The R² when comparing PO% to
- Total P% - .0957
- Combined P% - .6966
- Total GF% - .0472
- Combined GF% - .6403
- Total FF% - .0727
- Combined FF% - .5452
- Total CF% - .0558
- Combined CF% - .5100
Well, we still see that from one season to the next there is just no rhyme or reason to who succeeds in the playoffs. The parity in the league makes it so that practically anybody has a chance to win it all, and there are too many other factors that could effect the outcome. So you can't look at the regular season results and make any kind of reasonable prediction as to what we can expect to happen in the playoffs. However, the teams that have traditionally done well in the regular season also tend to continue to do quite well during the playoffs. But with roster turnover and staff changes some teams may be better or worse than their 6-year numbers suggest, so there is still a lot of uncertainty, which explains why there is still just a moderate correlation, even if it is on the high end of moderate.

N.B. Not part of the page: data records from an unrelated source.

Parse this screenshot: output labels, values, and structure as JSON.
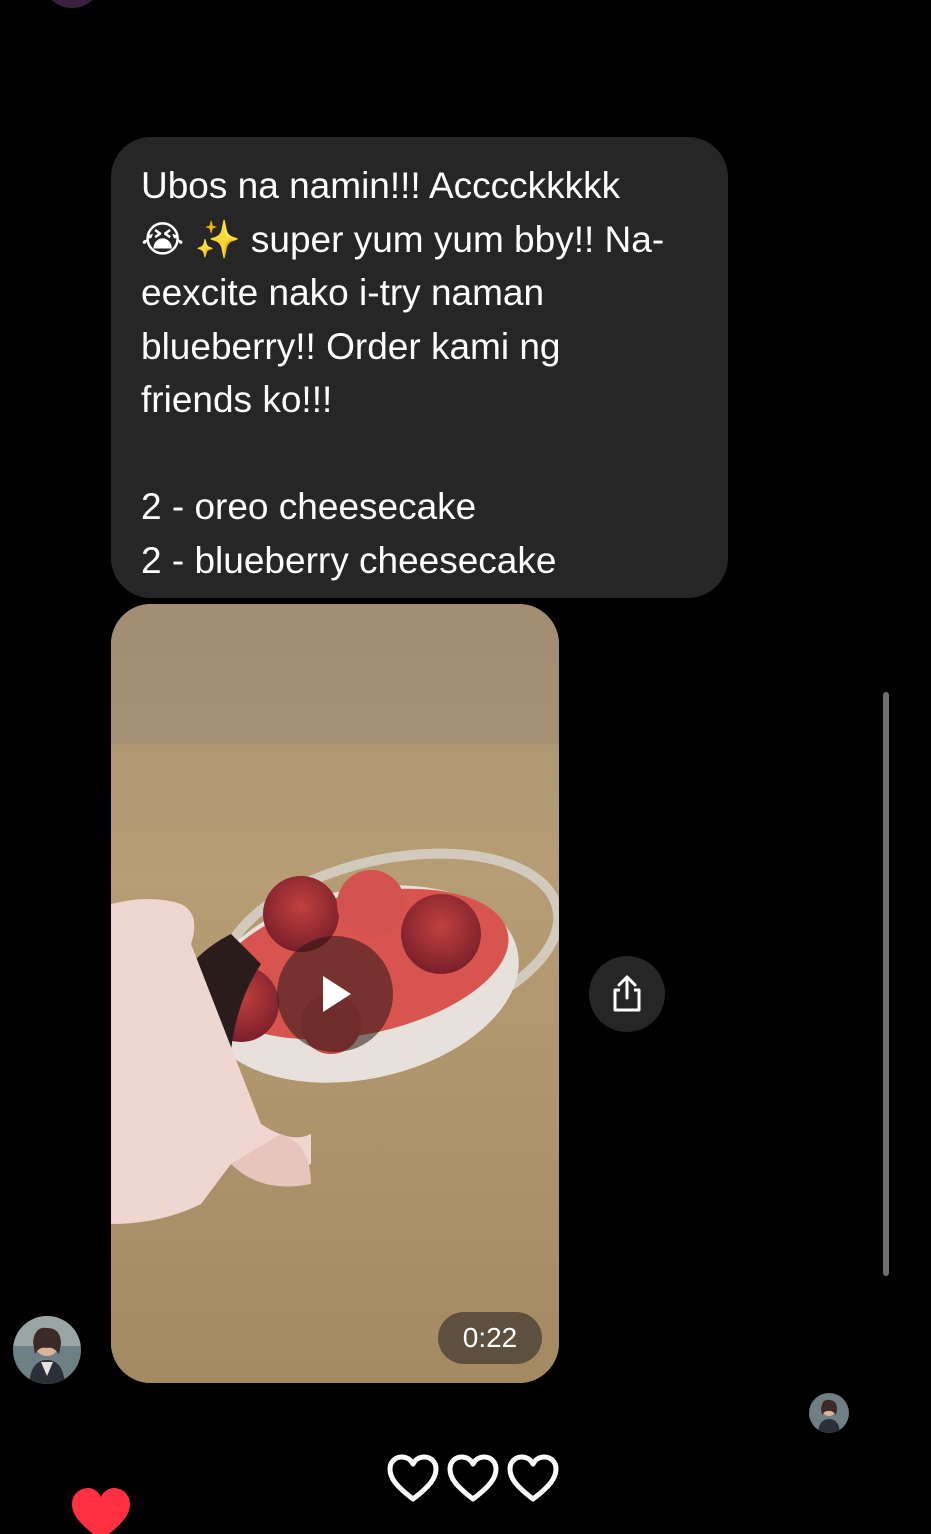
{
  "message": {
    "text": "Ubos na namin!!! Acccckkkkk\n😭 ✨ super yum yum bby!! Na-\neexcite nako i-try naman\nblueberry!! Order kami ng\nfriends ko!!!\n\n2 - oreo cheesecake\n2 - blueberry cheesecake"
  },
  "video": {
    "duration": "0:22",
    "play_icon": "play-icon"
  },
  "share": {
    "icon": "share-icon"
  },
  "reactions": {
    "hearts": [
      "heart-outline-icon",
      "heart-outline-icon",
      "heart-outline-icon"
    ],
    "liked_icon": "heart-filled-icon"
  },
  "colors": {
    "background": "#000000",
    "bubble": "#262626",
    "heart_red": "#ff3040",
    "scrollbar": "#6e6e6e"
  }
}
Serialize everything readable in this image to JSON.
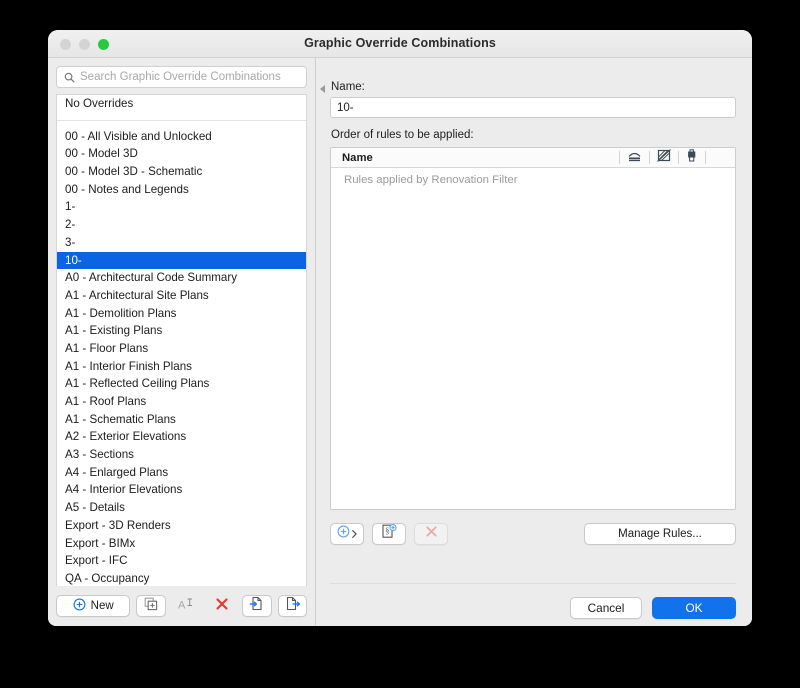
{
  "window": {
    "title": "Graphic Override Combinations",
    "traffic_lights": [
      "close-button",
      "minimize-button",
      "zoom-button"
    ],
    "accent_color": "#1272ec",
    "selection_color": "#0a64e4"
  },
  "sidebar": {
    "search": {
      "placeholder": "Search Graphic Override Combinations",
      "value": "",
      "icon": "search-icon"
    },
    "top_item": "No Overrides",
    "items": [
      "00 - All Visible and Unlocked",
      "00 - Model 3D",
      "00 - Model 3D - Schematic",
      "00 - Notes and Legends",
      "1-",
      "2-",
      "3-",
      "10-",
      "A0 - Architectural Code Summary",
      "A1 - Architectural Site Plans",
      "A1 - Demolition Plans",
      "A1 - Existing Plans",
      "A1 - Floor Plans",
      "A1 - Interior Finish Plans",
      "A1 - Reflected Ceiling Plans",
      "A1 - Roof Plans",
      "A1 - Schematic Plans",
      "A2 - Exterior Elevations",
      "A3 - Sections",
      "A4 - Enlarged Plans",
      "A4 - Interior Elevations",
      "A5 - Details",
      "Export - 3D Renders",
      "Export - BIMx",
      "Export - IFC",
      "QA - Occupancy"
    ],
    "selected_index": 7,
    "toolbar": {
      "new_label": "New",
      "new_icon": "plus-circle-icon",
      "duplicate_icon": "duplicate-icon",
      "rename_icon": "rename-text-icon",
      "delete_icon": "red-x-icon",
      "import_icon": "import-document-icon",
      "export_icon": "export-document-icon"
    }
  },
  "detail": {
    "collapse_icon": "collapse-left-icon",
    "name_label": "Name:",
    "name_value": "10-",
    "order_label": "Order of rules to be applied:",
    "rules_table": {
      "columns": [
        "Name"
      ],
      "column_icons": [
        "pen-weight-icon",
        "fill-pattern-icon",
        "surface-paint-icon"
      ],
      "empty_text": "Rules applied by Renovation Filter",
      "rows": []
    },
    "toolbar": {
      "add_icon": "plus-circle-icon",
      "add_chevron_icon": "chevron-right-icon",
      "new_rule_icon": "new-rule-document-icon",
      "delete_icon": "red-x-icon",
      "manage_label": "Manage Rules..."
    }
  },
  "actions": {
    "cancel_label": "Cancel",
    "ok_label": "OK"
  }
}
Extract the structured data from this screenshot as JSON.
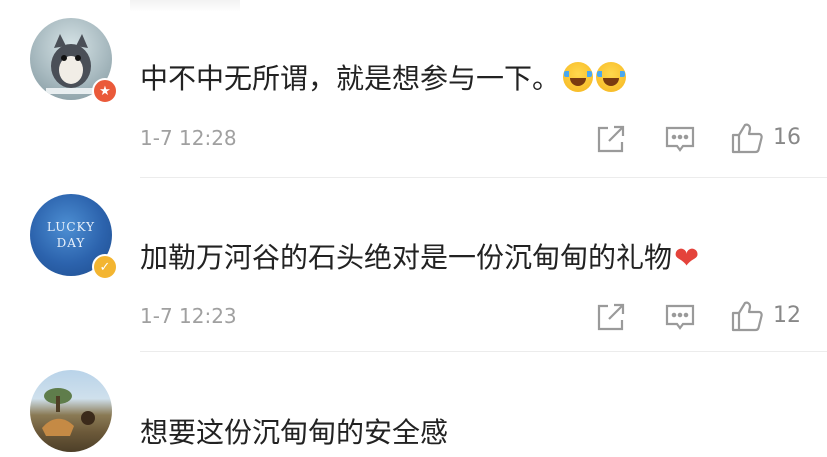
{
  "comments": [
    {
      "avatar_icon": "cat-avatar-icon",
      "badge_icon": "star-badge-icon",
      "text": "中不中无所谓，就是想参与一下。",
      "emoji": [
        "laugh-cry-emoji",
        "laugh-cry-emoji"
      ],
      "time": "1-7 12:28",
      "likes": "16"
    },
    {
      "avatar_icon": "lucky-day-avatar-icon",
      "avatar_text_1": "LUCKY",
      "avatar_text_2": "DAY",
      "badge_icon": "verified-v-badge-icon",
      "text": "加勒万河谷的石头绝对是一份沉甸甸的礼物",
      "emoji": [
        "heart-emoji"
      ],
      "time": "1-7 12:23",
      "likes": "12"
    },
    {
      "avatar_icon": "landscape-avatar-icon",
      "text": "想要这份沉甸甸的安全感"
    }
  ],
  "actions": {
    "share_icon": "share-icon",
    "comment_icon": "comment-icon",
    "like_icon": "thumbs-up-icon"
  },
  "colors": {
    "text": "#222222",
    "meta": "#a0a0a0",
    "icon": "#9a9a9a",
    "badge_red": "#ea5a3a",
    "badge_gold": "#f3b531",
    "heart": "#e4433b"
  }
}
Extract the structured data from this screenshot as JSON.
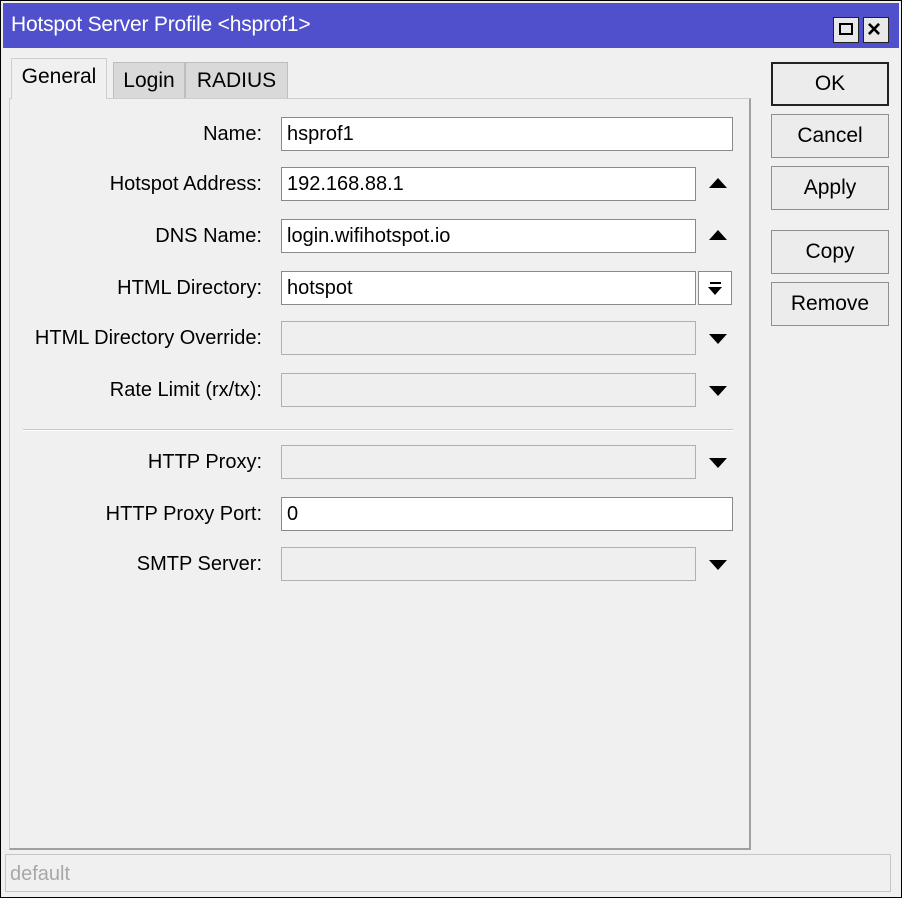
{
  "window": {
    "title": "Hotspot Server Profile <hsprof1>"
  },
  "tabs": [
    {
      "label": "General",
      "active": true
    },
    {
      "label": "Login",
      "active": false
    },
    {
      "label": "RADIUS",
      "active": false
    }
  ],
  "form": {
    "name": {
      "label": "Name:",
      "value": "hsprof1"
    },
    "hotspot_address": {
      "label": "Hotspot Address:",
      "value": "192.168.88.1"
    },
    "dns_name": {
      "label": "DNS Name:",
      "value": "login.wifihotspot.io"
    },
    "html_directory": {
      "label": "HTML Directory:",
      "value": "hotspot"
    },
    "html_directory_override": {
      "label": "HTML Directory Override:",
      "value": ""
    },
    "rate_limit": {
      "label": "Rate Limit (rx/tx):",
      "value": ""
    },
    "http_proxy": {
      "label": "HTTP Proxy:",
      "value": ""
    },
    "http_proxy_port": {
      "label": "HTTP Proxy Port:",
      "value": "0"
    },
    "smtp_server": {
      "label": "SMTP Server:",
      "value": ""
    }
  },
  "buttons": {
    "ok": "OK",
    "cancel": "Cancel",
    "apply": "Apply",
    "copy": "Copy",
    "remove": "Remove"
  },
  "status": {
    "text": "default"
  },
  "icons": {
    "maximize": "maximize-icon",
    "close": "close-icon",
    "expand_up": "triangle-up-icon",
    "expand_down": "triangle-down-icon",
    "dropdown": "dropdown-arrow-icon"
  },
  "colors": {
    "titlebar": "#5050cc",
    "window_bg": "#f0f0f0"
  }
}
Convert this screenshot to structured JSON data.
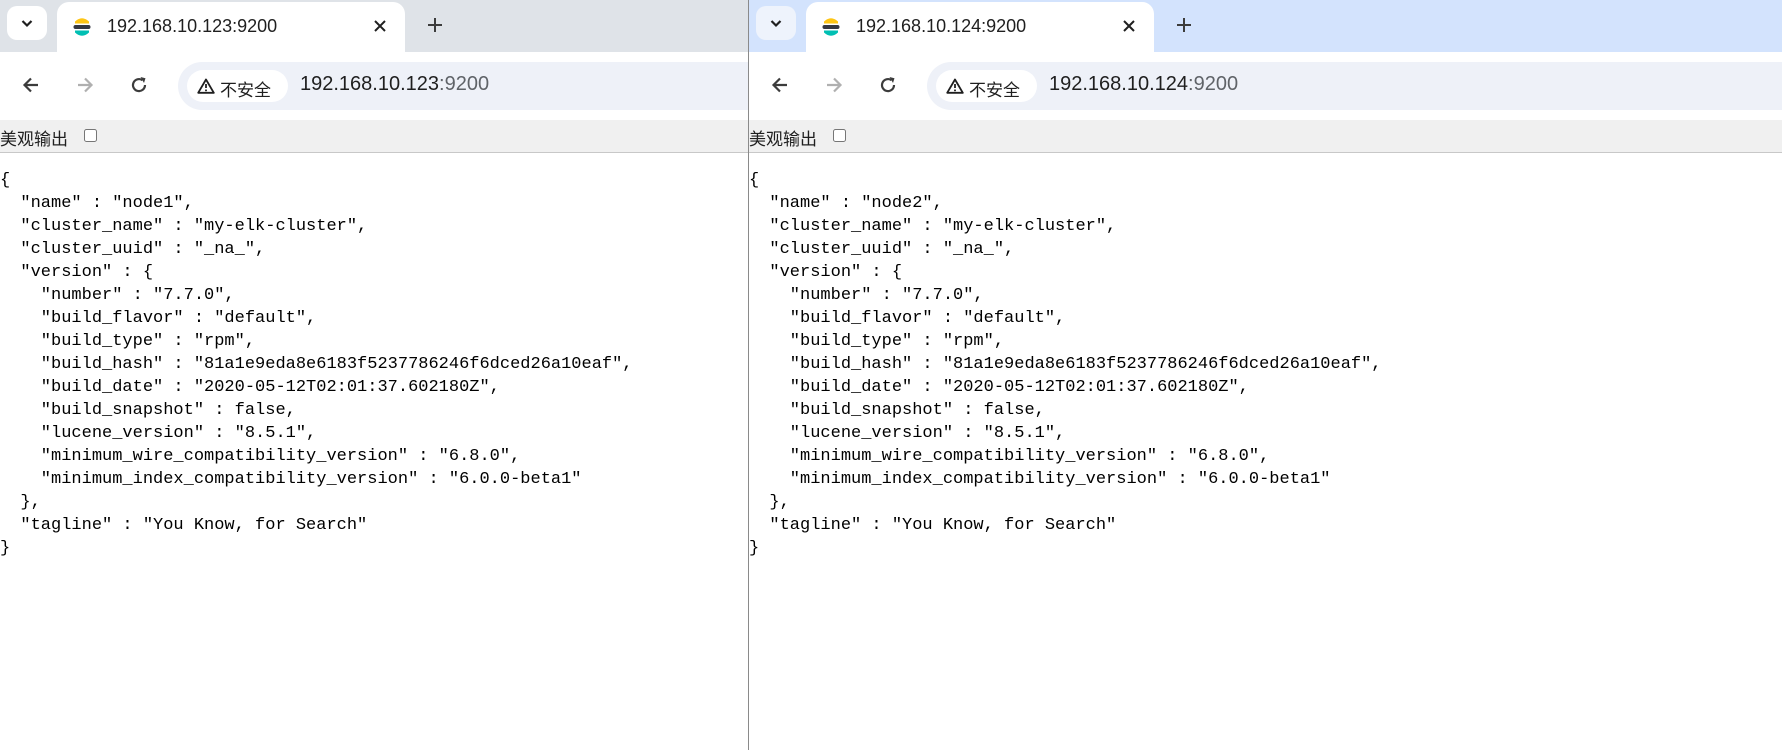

Having seen those results, I then wanted to see what the numbers would look like if we were looking to see just how far the team made it rather than trying to determine who had the most wins. So in order to do those correlations I assigned a value of 0 to teams that did not make the playoffs, 1 to teams that did not make it past the 1st round, 2 to teams that did not make it past the 2nd round, 3 to teams that did not make it past the 3rd round, 4 to teams that lost in the Finals, and 5 to teams that won the Stanley Cup.
The R² when comparing Round to
- Total P% (Playoff teams) - .1004
- Combined P% (Playoff teams) - .5581
- Total GF% (Playoff teams) - .0527
- Combined GF% (Playoff teams) - .5409
- Total FF% (Playoff teams) - .0707
- Combined FF% (Playoff teams) - .4681
- Total CF% (Playoff teams) - .0503
- Combined CF% (Playoff teams) - .4431
- Total P% (All teams) - .4569
- Combined P% (All teams) - .6269
- Total GF% (All teams) - .2906
- Combined GF% (All teams) - .6259
- Total FF% (All teams) - .2573
- Combined FF% (All teams) - .5505
- Total CF% (All teams) - .2324
- Combined CF% (All teams) - .5309
I'm somewhat surprised to see that when you toss in all 180 results you wind up with a better correlation than when you focus on just the 96 teams that had made the playoffs. But I suppose once again we can chalk that up to the playoffs being a different animal, anything can happen and sometimes the better team loses. When we look at just the playoff teams the correlation between playoff success and GF%, FF%, and CF% is low enough to be practically non-existent. However, the P% is higher, albeit still a weak correlation. If I had to wager a guess I would say that in order to have done that well in the regular season it stands to reason that the team has the perfect combination of traits, offense and defense, possession and scoring, as well as all the little unquantifiable factors that are so often chalked up to luck. And a complete team that can walk away doing that well in the regular season is usually built for a deep playoff run. When we toss in all teams, P% becomes a moderate correlation while GF%, FF%, and CF% are weak.